Many employers do not appreciate where the dangers lie and what they can do to reduce the risk of challenges”

Following a Supreme Court decision reported in 2015, Braganza v BP Shipping Ltd, which considered the limits on an employer forming its own opinion, an executive may also have arguments about the way a bonus decision was reached. The Braganza duty focuses on the decision-making process and its outcome. A breach will occur where (a) the decision-maker has taken into account irrelevant factors, or disregarded relevant factors, or (b) made a decision so unreasonable that no reasonable decision-maker could ever have come to it.

Whereas the scope for scrutiny of any particular bonus decision is uncertain, the modern emphasis on process, ie what did you have regard to and not have regard to, could transform a bonus dispute. This is particularly relevant in the Covid-19 era where there may be pressure to cut corners. Executives may argue that consultation is required so they may understand what has been taken into account and what disregarded, or that management ought to provide reasons for the bonus decision so they (and potentially a court) can be satisfied that the right things were taken into account.

Many employers do not appreciate where the dangers lie and what they can do to reduce the risk of challenges. If a rationale for a bonus payment is documented, employers ought to proceed on the assumption it will eventually be scrutinised and ensure a defensible rationale is recorded which makes clear the right considerations have been taken into account. If there is no contemporaneous evidence of the decision-making process at all, a judge might be less persuaded the decision was a rational one.

Businesses also ought to be alive to the risk that an executive argues they have been dismissed simply to defeat payment of a valuable bonus”

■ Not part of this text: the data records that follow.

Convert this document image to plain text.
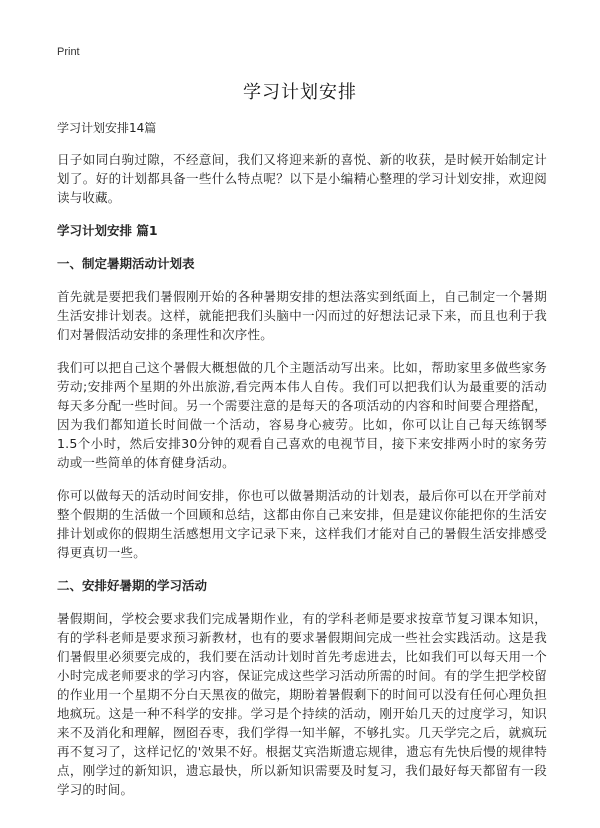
Print
学习计划安排
学习计划安排14篇

日子如同白驹过隙，不经意间，我们又将迎来新的喜悦、新的收获，是时候开始制定计划了。好的计划都具备一些什么特点呢？以下是小编精心整理的学习计划安排，欢迎阅读与收藏。

学习计划安排 篇1
一、制定暑期活动计划表

首先就是要把我们暑假刚开始的各种暑期安排的想法落实到纸面上，自己制定一个暑期生活安排计划表。这样，就能把我们头脑中一闪而过的好想法记录下来，而且也利于我们对暑假活动安排的条理性和次序性。

我们可以把自己这个暑假大概想做的几个主题活动写出来。比如，帮助家里多做些家务劳动;安排两个星期的外出旅游,看完两本伟人自传。我们可以把我们认为最重要的活动每天多分配一些时间。另一个需要注意的是每天的各项活动的内容和时间要合理搭配，因为我们都知道长时间做一个活动，容易身心疲劳。比如，你可以让自己每天练钢琴1.5个小时，然后安排30分钟的观看自己喜欢的电视节目，接下来安排两小时的家务劳动或一些简单的体育健身活动。

你可以做每天的活动时间安排，你也可以做暑期活动的计划表，最后你可以在开学前对整个假期的生活做一个回顾和总结，这都由你自己来安排，但是建议你能把你的生活安排计划或你的假期生活感想用文字记录下来，这样我们才能对自己的暑假生活安排感受得更真切一些。

二、安排好暑期的学习活动

暑假期间，学校会要求我们完成暑期作业，有的学科老师是要求按章节复习课本知识，有的学科老师是要求预习新教材，也有的要求暑假期间完成一些社会实践活动。这是我们暑假里必须要完成的，我们要在活动计划时首先考虑进去，比如我们可以每天用一个小时完成老师要求的学习内容，保证完成这些学习活动所需的时间。有的学生把学校留的作业用一个星期不分白天黑夜的做完，期盼着暑假剩下的时间可以没有任何心理负担地疯玩。这是一种不科学的安排。学习是个持续的活动，刚开始几天的过度学习，知识来不及消化和理解，囫囵吞枣，我们学得一知半解，不够扎实。几天学完之后，就疯玩再不复习了，这样记忆的'效果不好。根据艾宾浩斯遗忘规律，遗忘有先快后慢的规律特点，刚学过的新知识，遗忘最快，所以新知识需要及时复习，我们最好每天都留有一段学习的时间。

Dismissal to obstruct payment of bonus

Businesses also ought to be alive to the risk that an executive argues they have been dismissed simply to defeat payment of a valuable bonus. In some cases it may be arguable that an executive benefits from an implied term requiring the employer to cooperate to enable the executive to earn a bonus, or one that prevents the employer from avoiding its obligation to pay bonus by terminating their employment. The 2006 case of Takacs v Barclays Services Jersey Ltd offers a basis to develop these arguments.

In unprecedented times and a recession where conservation of cash is a priority, inevitably there will be decisions resulting in the avoidance of substantial bonus payments, payments employees are reasonably expected to receive after a tough year. Those same decisions might well have expensive legal implications. Employers also ought to be mindful of the serious cultural implications and demotivating message this sends to the remaining workforce. It is likely that Takacs-type arguments will be raised more frequently in the volume of bonus cases that are expected as part of the fallout arising from the pandemic.

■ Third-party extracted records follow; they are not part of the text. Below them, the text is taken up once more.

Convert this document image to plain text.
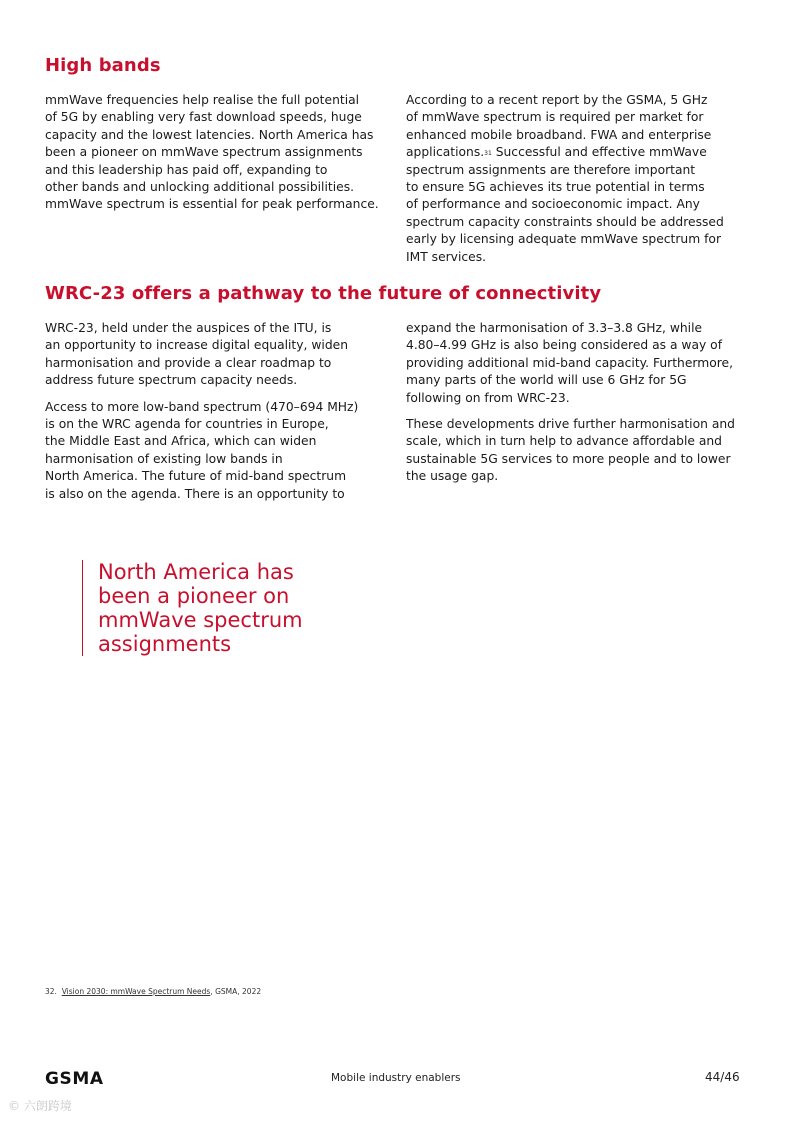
High bands
mmWave frequencies help realise the full potential
of 5G by enabling very fast download speeds, huge
capacity and the lowest latencies. North America has
been a pioneer on mmWave spectrum assignments
and this leadership has paid off, expanding to
other bands and unlocking additional possibilities.
mmWave spectrum is essential for peak performance.
According to a recent report by the GSMA, 5 GHz
of mmWave spectrum is required per market for
enhanced mobile broadband. FWA and enterprise
applications.$^{31}$ Successful and effective mmWave
spectrum assignments are therefore important
to ensure 5G achieves its true potential in terms
of performance and socioeconomic impact. Any
spectrum capacity constraints should be addressed
early by licensing adequate mmWave spectrum for
IMT services.
WRC-23 offers a pathway to the future of connectivity

WRC-23, held under the auspices of the ITU, is
an opportunity to increase digital equality, widen
harmonisation and provide a clear roadmap to
address future spectrum capacity needs.

Access to more low-band spectrum (470–694 MHz)
is on the WRC agenda for countries in Europe,
the Middle East and Africa, which can widen
harmonisation of existing low bands in
North America. The future of mid-band spectrum
is also on the agenda. There is an opportunity to

expand the harmonisation of 3.3–3.8 GHz, while
4.80–4.99 GHz is also being considered as a way of
providing additional mid-band capacity. Furthermore,
many parts of the world will use 6 GHz for 5G
following on from WRC-23.

These developments drive further harmonisation and
scale, which in turn help to advance affordable and
sustainable 5G services to more people and to lower
the usage gap.

North America has
been a pioneer on
mmWave spectrum
assignments
32. Vision 2030: mmWave Spectrum Needs, GSMA, 2022
GSMA	Mobile industry enablers	44/46
© 六朗跨境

Don’t forget statutory claims

Reduction or non-payment of bonus can also be challenged on the basis it was for a discriminatory reason, or on the basis that it is a reprisal for whistleblowing. In both scenarios uncapped damages may be awarded. Bonus may also be claimed in an unfair dismissal claim.

It is increasingly common for employers to receive a subject access request pursuant to the employee’s data rights under the GDPR to gather information that may be relevant to a legal challenge. Businesses ought to be prepared to address complaints under the data legislation.

Given the potential upside of a successful bonus claim and availability of arguments in developing areas of law, businesses ought to brace themselves for challenge where a bad or no bonus is contemplated.

The content of this article is not legal advice and is not intended to provide more than general commentary on the subject matter. Specialist employment law advice should always be sought about your specific circumstances.